APA Joins Call to Hold Hearing on Climate Bill

On April 4, APA joined a coalition letter requesting that the House Energy and Commerce Subcommittee on Health hold a legislative hearing on H.R. 3073, the Community Mental Wellness and Resilience Act. Specifically, H.R. 3073 would require the Centers for Disease Control and Prevention to award grants for planning and implementing community mental wellness and resilience programs to help address mental health conditions associated with and worsened by climate disasters. You can read more about the bill, and APA’s support for the measure, here.

State Advocacy Activities

APA Continues Responding to State Legislation Related to Psilocybin and Psychedelics

APA has coordinated with several district branches to respond to various psilocybin and psychedelics legislation in the states. Since 2020, when Oregon became the first state to decriminalize the manufacturing and administration of psilocybin at licensed facilities, the APA has been assisting state district branches to respond. Six states have enacted legislation and over fifteen currently have proposed legislation. The bills provide for a variety of different measures from decriminalization, allowance for supervised use to pilot programs, research studies and creation of task forces. The APA believes the use of psychedelic and empathogenic agents for psychiatric and other medical indications is currently investigational. The safety and efficacy of these agents have not yet been fully reviewed by the FDA nor have these agents been approved for any clinical indication. For more information email [email protected].

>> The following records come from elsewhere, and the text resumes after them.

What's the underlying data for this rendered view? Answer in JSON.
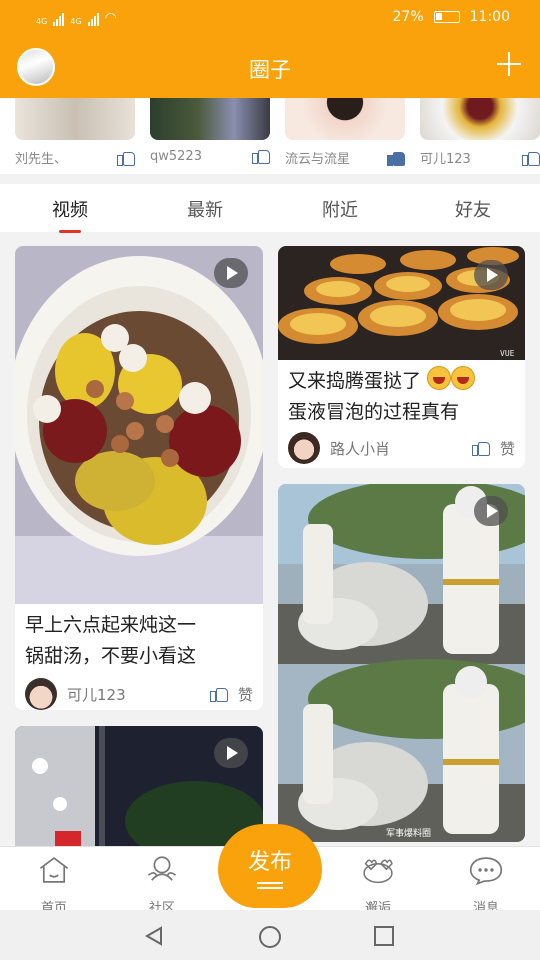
{
  "status_bar": {
    "network_1": "4G",
    "network_2": "4G",
    "battery": "27%",
    "time": "11:00"
  },
  "header": {
    "title": "圈子"
  },
  "stories": [
    {
      "name": "刘先生、",
      "liked": false
    },
    {
      "name": "qw5223",
      "liked": false
    },
    {
      "name": "流云与流星",
      "liked": true
    },
    {
      "name": "可儿123",
      "liked": false
    }
  ],
  "tabs": [
    {
      "label": "视频",
      "active": true
    },
    {
      "label": "最新"
    },
    {
      "label": "附近"
    },
    {
      "label": "好友"
    }
  ],
  "feed": {
    "left": [
      {
        "caption_line1": "早上六点起来炖这一",
        "caption_line2": "锅甜汤，不要小看这",
        "author": "可儿123",
        "like": "赞"
      }
    ],
    "right": [
      {
        "caption_line1": "又来捣腾蛋挞了",
        "caption_line2": "蛋液冒泡的过程真有",
        "author": "路人小肖",
        "like": "赞",
        "watermark": "VUE"
      },
      {
        "watermark": "军事爆料圈"
      }
    ]
  },
  "bottom_nav": {
    "items": [
      {
        "label": "首页"
      },
      {
        "label": "社区"
      },
      {
        "label": "邂逅"
      },
      {
        "label": "消息"
      }
    ],
    "publish": "发布"
  },
  "colors": {
    "accent": "#f9a20b",
    "tab_underline": "#e0342b",
    "like_icon": "#4a6fa5"
  }
}
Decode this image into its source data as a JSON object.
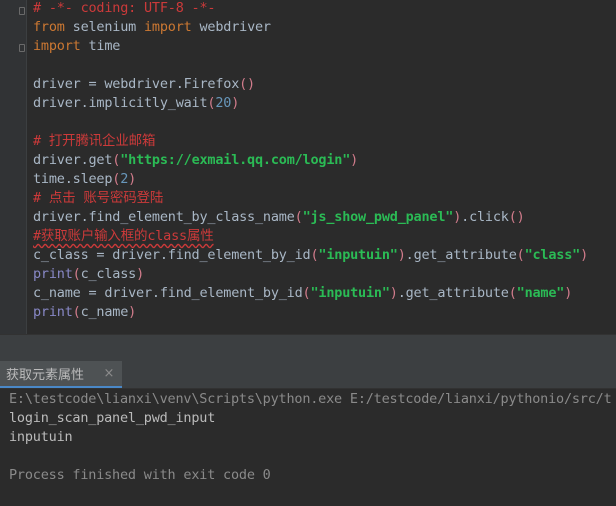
{
  "editor": {
    "lines": [
      {
        "parts": [
          {
            "t": "# -*- coding: UTF-8 -*-",
            "c": "cm"
          }
        ]
      },
      {
        "parts": [
          {
            "t": "from",
            "c": "kw"
          },
          {
            "t": " selenium ",
            "c": ""
          },
          {
            "t": "import",
            "c": "kw"
          },
          {
            "t": " webdriver",
            "c": ""
          }
        ]
      },
      {
        "parts": [
          {
            "t": "import",
            "c": "kw"
          },
          {
            "t": " time",
            "c": ""
          }
        ]
      },
      {
        "parts": []
      },
      {
        "parts": [
          {
            "t": "driver = webdriver.Firefox",
            "c": ""
          },
          {
            "t": "()",
            "c": "pink"
          }
        ]
      },
      {
        "parts": [
          {
            "t": "driver.implicitly_wait",
            "c": ""
          },
          {
            "t": "(",
            "c": "pink"
          },
          {
            "t": "20",
            "c": "num"
          },
          {
            "t": ")",
            "c": "pink"
          }
        ]
      },
      {
        "parts": []
      },
      {
        "parts": [
          {
            "t": "# 打开腾讯企业邮箱",
            "c": "cm"
          }
        ]
      },
      {
        "parts": [
          {
            "t": "driver.get",
            "c": ""
          },
          {
            "t": "(",
            "c": "pink"
          },
          {
            "t": "\"https://exmail.qq.com/login\"",
            "c": "strg"
          },
          {
            "t": ")",
            "c": "pink"
          }
        ]
      },
      {
        "parts": [
          {
            "t": "time.sleep",
            "c": ""
          },
          {
            "t": "(",
            "c": "pink"
          },
          {
            "t": "2",
            "c": "num"
          },
          {
            "t": ")",
            "c": "pink"
          }
        ]
      },
      {
        "parts": [
          {
            "t": "# 点击 账号密码登陆",
            "c": "cm"
          }
        ]
      },
      {
        "parts": [
          {
            "t": "driver.find_element_by_class_name",
            "c": ""
          },
          {
            "t": "(",
            "c": "pink"
          },
          {
            "t": "\"js_show_pwd_panel\"",
            "c": "strg"
          },
          {
            "t": ")",
            "c": "pink"
          },
          {
            "t": ".click",
            "c": ""
          },
          {
            "t": "()",
            "c": "pink"
          }
        ]
      },
      {
        "parts": [
          {
            "t": "#获取账户输入框的class属性",
            "c": "cm-u"
          }
        ]
      },
      {
        "parts": [
          {
            "t": "c_class = driver.find_element_by_id",
            "c": ""
          },
          {
            "t": "(",
            "c": "pink"
          },
          {
            "t": "\"inputuin\"",
            "c": "strg"
          },
          {
            "t": ")",
            "c": "pink"
          },
          {
            "t": ".get_attribute",
            "c": ""
          },
          {
            "t": "(",
            "c": "pink"
          },
          {
            "t": "\"class\"",
            "c": "strg"
          },
          {
            "t": ")",
            "c": "pink"
          }
        ]
      },
      {
        "parts": [
          {
            "t": "print",
            "c": "bi"
          },
          {
            "t": "(",
            "c": "pink"
          },
          {
            "t": "c_class",
            "c": ""
          },
          {
            "t": ")",
            "c": "pink"
          }
        ]
      },
      {
        "parts": [
          {
            "t": "c_name = driver.find_element_by_id",
            "c": ""
          },
          {
            "t": "(",
            "c": "pink"
          },
          {
            "t": "\"inputuin\"",
            "c": "strg"
          },
          {
            "t": ")",
            "c": "pink"
          },
          {
            "t": ".get_attribute",
            "c": ""
          },
          {
            "t": "(",
            "c": "pink"
          },
          {
            "t": "\"name\"",
            "c": "strg"
          },
          {
            "t": ")",
            "c": "pink"
          }
        ]
      },
      {
        "parts": [
          {
            "t": "print",
            "c": "bi"
          },
          {
            "t": "(",
            "c": "pink"
          },
          {
            "t": "c_name",
            "c": ""
          },
          {
            "t": ")",
            "c": "pink"
          }
        ]
      }
    ]
  },
  "run_panel": {
    "tab_label": "获取元素属性",
    "close_symbol": "×",
    "output": [
      "E:\\testcode\\lianxi\\venv\\Scripts\\python.exe E:/testcode/lianxi/pythonio/src/t",
      "login_scan_panel_pwd_input",
      "inputuin",
      "",
      "Process finished with exit code 0"
    ]
  },
  "colors": {
    "background": "#2b2b2b",
    "keyword": "#cc7832",
    "comment": "#cc3a3a",
    "string": "#2bbb55",
    "number": "#6897bb",
    "builtin": "#8888c6"
  }
}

District Branches Successfully Advocate to Protect Patient Safety

APA continues to collaborate with its district branches and state associations to oppose legislation that would expand scope of practice for non-physician providers without the necessary education and training. Most recently, Wisconsin Governor Evers and Oklahoma Governor Stitt each vetoed legislation that would have allowed for APRNs to practice independently.

For more information on APA advocacy-related resources, such as talking points and calls to action, please contact [email protected].

Partnership Activities

APA Discusses Nursing Home Policies and Prescribing of Antipsychotics

APA has been engaged with outside partners (i.e., AMA, AAGP, AMDA - The Society for Post-Acute and Long-Term Care Medicine, American Society for Consultant Pharmacists, etc.) to discuss nursing home policies related to the prescribing of antipsychotics. The focus has been to remove current barriers to appropriate prescribing of antipsychotics in nursing homes. The groups have similar concerns about the existing quality measure that looks only at the number of patients receiving antipsychotics for anything other than Schizophrenia, Huntington’s Disease, or Tourette Syndrome versus the appropriateness of the prescription. The limitations of the measure have had a detrimental impact on patient care by restricting the ability to continue or prescribe for a set of patients for whom that is the most appropriate course of care. APA will be working with other stakeholders to educate Congress and CMS as to the limitations of the measure and unintended consequences in an effort to implement a quality measure that reflects the current evidence and encourages appropriate prescribing.